What was an early experience where you learned that language had power?

That is a really interesting question! I think I learned early on that stories had power, because my father used to make up bedtime stories for me about two boys, Billy and Bobby. Looking back, I can see that they were quite obvious morality tales, but they were far better for teaching me lessons such as ‘don’t lie’ which wouldn’t have come across nearly as powerfully if he’d just said it.

What’s your favourite under-appreciated novel?

I’m not sure what constitutes an under-appreciated novel! I usually have a healthy scepticism (at least that’s what I’d call it) of ‘appreciated’ novels, as the hype is almost always bigger than the book. One author whose books are little known is Gillian Bradshaw. She writes historical novels that I think are brilliant, but you can only find them in second-hand bookshops as they are all out of print. She has great historical research of little-known periods (like BC Mongolia!) combined with a cracking story.

You have written a number of historical fiction novels. What kind of research do you do, and how long do you spend researching before beginning a book?

I’ve learned that I get bogged down and overwhelmed in research if I do too much of it before writing, and so I think I’ve more or less perfected my method! What I tend to do is read 2–3 books about the period before I start, so I am grounded in knowledge, and then I research details along the way. I am writing a novel set in Nazi Germany right now, and so I read Travellers in the Third Reich, Hitler’s Doves, Berlin at War, and Excorising Hitler before I began writing. Then I continued reading some other books as I wrote, and fact checked as necessary through the writing.

What are the ethics of writing about historical figures?

I think you need to be as true to the person as you know how to be, while allowing yourself some freedom to create a character. One of the characters in my current manuscript is Hermann Göring. I read a lot about his mannerisms, hobbies, etc. before writing him, but, ultimately, he is my version of the man rather than the actual historical figure, and I think that’s okay. I don’t agree with putting things in you know to be factually incorrect.

What is your favourite childhood book?

Anne of Green Gables, without a doubt! It’s the book that first got me writing (with my own rather ripped-off version of the story!)

How do you balance making demands on the reader with taking care of the reader?

I think this is a tricky one, and a lot of it depends on author’s voice and also what genre you are writing. I like to challenge my readers to ask themselves ‘what would I do in this situation?’ and I also like creating characters that are uncomfortable—neither completely likeable nor unlikeable. But I also want to be clear about what I’m trying to communicate, so there isn’t too much guesswork involved. So, in that sense I ‘take care’ of them, while making demands in encouraging them to think about their own lives.

I like to challenge my readers to ask themselves ‘what would I do in this situation?

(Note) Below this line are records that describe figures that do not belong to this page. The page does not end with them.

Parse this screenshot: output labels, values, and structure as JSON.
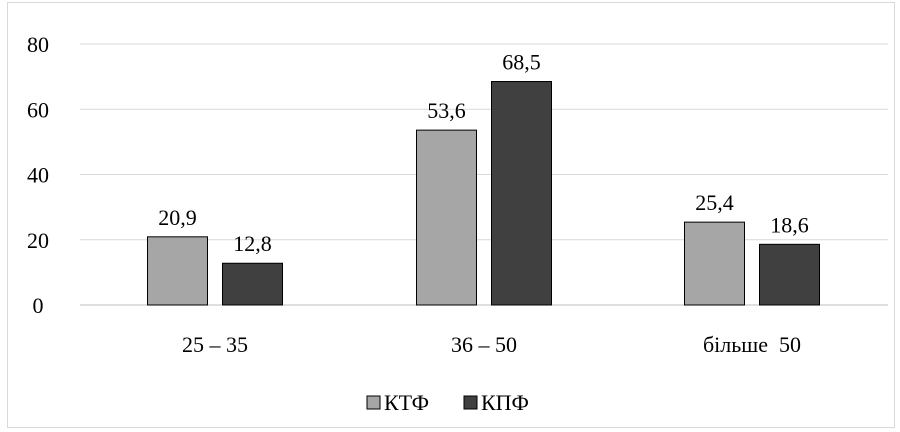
{
  "chart_data": {
    "type": "bar",
    "title": "",
    "xlabel": "",
    "ylabel": "",
    "categories": [
      "25 – 35",
      "36 – 50",
      "більше  50"
    ],
    "series": [
      {
        "name": "КТФ",
        "values": [
          20.9,
          53.6,
          25.4
        ],
        "labels": [
          "20,9",
          "53,6",
          "25,4"
        ],
        "color": "#a6a6a6"
      },
      {
        "name": "КПФ",
        "values": [
          12.8,
          68.5,
          18.6
        ],
        "labels": [
          "12,8",
          "68,5",
          "18,6"
        ],
        "color": "#404040"
      }
    ],
    "ylim": [
      0,
      80
    ],
    "yticks": [
      0,
      20,
      40,
      60,
      80
    ],
    "grid": true,
    "legend_position": "bottom"
  }
}
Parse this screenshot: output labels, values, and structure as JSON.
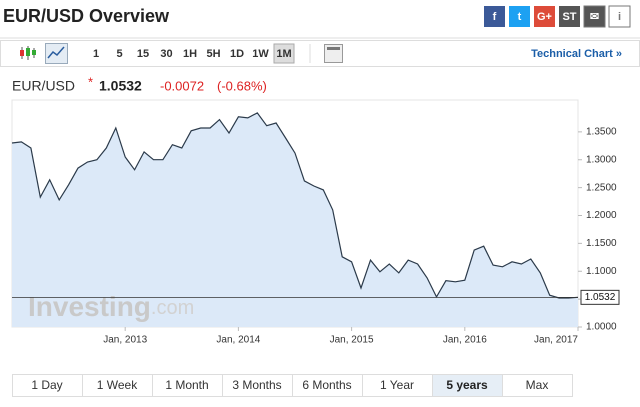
{
  "header": {
    "title": "EUR/USD Overview",
    "share": [
      "f",
      "t",
      "G+",
      "ST",
      "✉",
      "i"
    ]
  },
  "toolbar": {
    "timeframes": [
      "1",
      "5",
      "15",
      "30",
      "1H",
      "5H",
      "1D",
      "1W",
      "1M"
    ],
    "active": "1M",
    "technical": "Technical Chart »"
  },
  "quote": {
    "symbol": "EUR/USD",
    "marker": "*",
    "price": 1.0532,
    "change": -0.0072,
    "change_pct": "(-0.68%)"
  },
  "ranges": {
    "items": [
      "1 Day",
      "1 Week",
      "1 Month",
      "3 Months",
      "6 Months",
      "1 Year",
      "5 years",
      "Max"
    ],
    "active": "5 years"
  },
  "watermark": {
    "brand": "Investing",
    "suffix": ".com"
  },
  "chart_data": {
    "type": "area",
    "x": [
      "2012-01",
      "2012-02",
      "2012-03",
      "2012-04",
      "2012-05",
      "2012-06",
      "2012-07",
      "2012-08",
      "2012-09",
      "2012-10",
      "2012-11",
      "2012-12",
      "2013-01",
      "2013-02",
      "2013-03",
      "2013-04",
      "2013-05",
      "2013-06",
      "2013-07",
      "2013-08",
      "2013-09",
      "2013-10",
      "2013-11",
      "2013-12",
      "2014-01",
      "2014-02",
      "2014-03",
      "2014-04",
      "2014-05",
      "2014-06",
      "2014-07",
      "2014-08",
      "2014-09",
      "2014-10",
      "2014-11",
      "2014-12",
      "2015-01",
      "2015-02",
      "2015-03",
      "2015-04",
      "2015-05",
      "2015-06",
      "2015-07",
      "2015-08",
      "2015-09",
      "2015-10",
      "2015-11",
      "2015-12",
      "2016-01",
      "2016-02",
      "2016-03",
      "2016-04",
      "2016-05",
      "2016-06",
      "2016-07",
      "2016-08",
      "2016-09",
      "2016-10",
      "2016-11",
      "2016-12",
      "2017-01"
    ],
    "values": [
      1.33,
      1.332,
      1.321,
      1.233,
      1.264,
      1.228,
      1.255,
      1.285,
      1.296,
      1.3,
      1.321,
      1.357,
      1.305,
      1.282,
      1.314,
      1.3,
      1.3,
      1.327,
      1.321,
      1.352,
      1.357,
      1.357,
      1.372,
      1.348,
      1.377,
      1.375,
      1.384,
      1.361,
      1.366,
      1.339,
      1.312,
      1.262,
      1.253,
      1.246,
      1.21,
      1.126,
      1.117,
      1.07,
      1.12,
      1.099,
      1.113,
      1.097,
      1.12,
      1.113,
      1.088,
      1.054,
      1.083,
      1.081,
      1.084,
      1.138,
      1.145,
      1.111,
      1.108,
      1.117,
      1.113,
      1.122,
      1.097,
      1.057,
      1.052,
      1.052,
      1.0532
    ],
    "color": "#2b3a4a",
    "fill": "#dce9f8",
    "xlim": [
      "2012-01",
      "2017-01"
    ],
    "xticks": [
      {
        "value": "2013-01",
        "label": "Jan, 2013"
      },
      {
        "value": "2014-01",
        "label": "Jan, 2014"
      },
      {
        "value": "2015-01",
        "label": "Jan, 2015"
      },
      {
        "value": "2016-01",
        "label": "Jan, 2016"
      },
      {
        "value": "2017-01",
        "label": "Jan, 2017"
      }
    ],
    "ylim": [
      1.0,
      1.4
    ],
    "yticks": [
      {
        "value": 1.0,
        "label": "1.0000"
      },
      {
        "value": 1.05,
        "label": "1.0500"
      },
      {
        "value": 1.1,
        "label": "1.1000"
      },
      {
        "value": 1.15,
        "label": "1.1500"
      },
      {
        "value": 1.2,
        "label": "1.2000"
      },
      {
        "value": 1.25,
        "label": "1.2500"
      },
      {
        "value": 1.3,
        "label": "1.3000"
      },
      {
        "value": 1.35,
        "label": "1.3500"
      }
    ]
  }
}
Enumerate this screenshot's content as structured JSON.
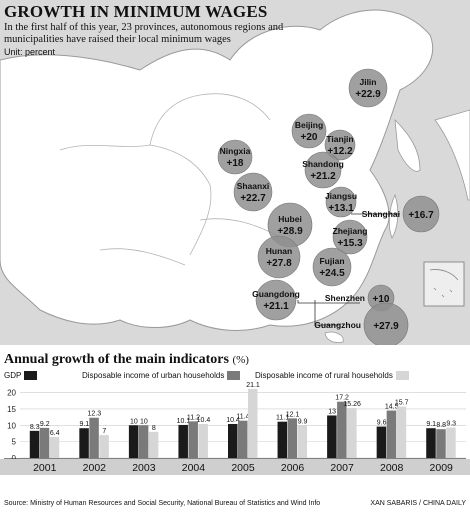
{
  "header": {
    "title": "GROWTH IN MINIMUM WAGES",
    "subtitle": "In the first half of this year, 23 provinces, autonomous regions and municipalities have raised their local minimum wages",
    "unit": "Unit: percent"
  },
  "map": {
    "regions": [
      {
        "name": "Jilin",
        "value": "+22.9"
      },
      {
        "name": "Beijing",
        "value": "+20"
      },
      {
        "name": "Tianjin",
        "value": "+12.2"
      },
      {
        "name": "Ningxia",
        "value": "+18"
      },
      {
        "name": "Shandong",
        "value": "+21.2"
      },
      {
        "name": "Shaanxi",
        "value": "+22.7"
      },
      {
        "name": "Jiangsu",
        "value": "+13.1"
      },
      {
        "name": "Shanghai",
        "value": "+16.7"
      },
      {
        "name": "Hubei",
        "value": "+28.9"
      },
      {
        "name": "Zhejiang",
        "value": "+15.3"
      },
      {
        "name": "Hunan",
        "value": "+27.8"
      },
      {
        "name": "Fujian",
        "value": "+24.5"
      },
      {
        "name": "Guangdong",
        "value": "+21.1"
      },
      {
        "name": "Shenzhen",
        "value": "+10"
      },
      {
        "name": "Guangzhou",
        "value": "+27.9"
      }
    ]
  },
  "section2": {
    "title": "Annual growth of the main indicators",
    "unit": "(%)"
  },
  "chart_data": {
    "type": "bar",
    "title": "Annual growth of the main indicators",
    "categories": [
      "2001",
      "2002",
      "2003",
      "2004",
      "2005",
      "2006",
      "2007",
      "2008",
      "2009"
    ],
    "series": [
      {
        "name": "GDP",
        "color": "#1a1a1a",
        "values": [
          8.3,
          9.1,
          10,
          10.1,
          10.4,
          11.1,
          13,
          9.6,
          9.1
        ]
      },
      {
        "name": "Disposable income of urban households",
        "color": "#7a7a7a",
        "values": [
          9.2,
          12.3,
          10,
          11.2,
          11.4,
          12.1,
          17.2,
          14.5,
          8.8
        ]
      },
      {
        "name": "Disposable income of rural households",
        "color": "#d6d6d6",
        "values": [
          6.4,
          7,
          8,
          10.4,
          21.1,
          9.9,
          15.26,
          15.7,
          9.3
        ]
      }
    ],
    "yticks": [
      0,
      5,
      10,
      15,
      20
    ],
    "ylim": [
      0,
      22
    ],
    "grid": true
  },
  "footer": {
    "source": "Source: Ministry of Human Resources and Social Security, National Bureau of Statistics and Wind Info",
    "credit": "XAN SABARIS / CHINA DAILY"
  }
}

How did publishing your first book change your process of writing?

I think it changed my process in that it made it more urgent. When you have a non-negotiable deadline and money is involved, you can be a lot more focused, and that is generally a good thing, although sometimes the pressure can feel like a bit too much. I think it also helped me to realize I will write a lot of books, and I don’t have to put every fancy phrase, interesting character, or controversial theme in one book. There is lots of room to explore and grow.

What other authors are you friends with, and how do they help you become a better writer?

I am friends with a lot of the authors who write for my publisher, as we’re quite a close-knit community. I’m also part of a private Facebook group for published authors that has a lot of good practical advice. Ultimately, though, I don’t think being friends with writers makes you a better writer; writing does. I have written 90+ books over the course of my career, and I learn from each one. So, my advice to aspiring authors is always: Write! And finish something. Because that is how you learn.

Thanks, Kate!

Author Bio

Kate was born in Pennsylvania, went to college in Vermont, and has spent summers in the Canadian wilderness. After several years as a diehard New Yorker, she now lives in a small market town in Wales with her husband, five children, and two overly affectionate Golden Retrievers.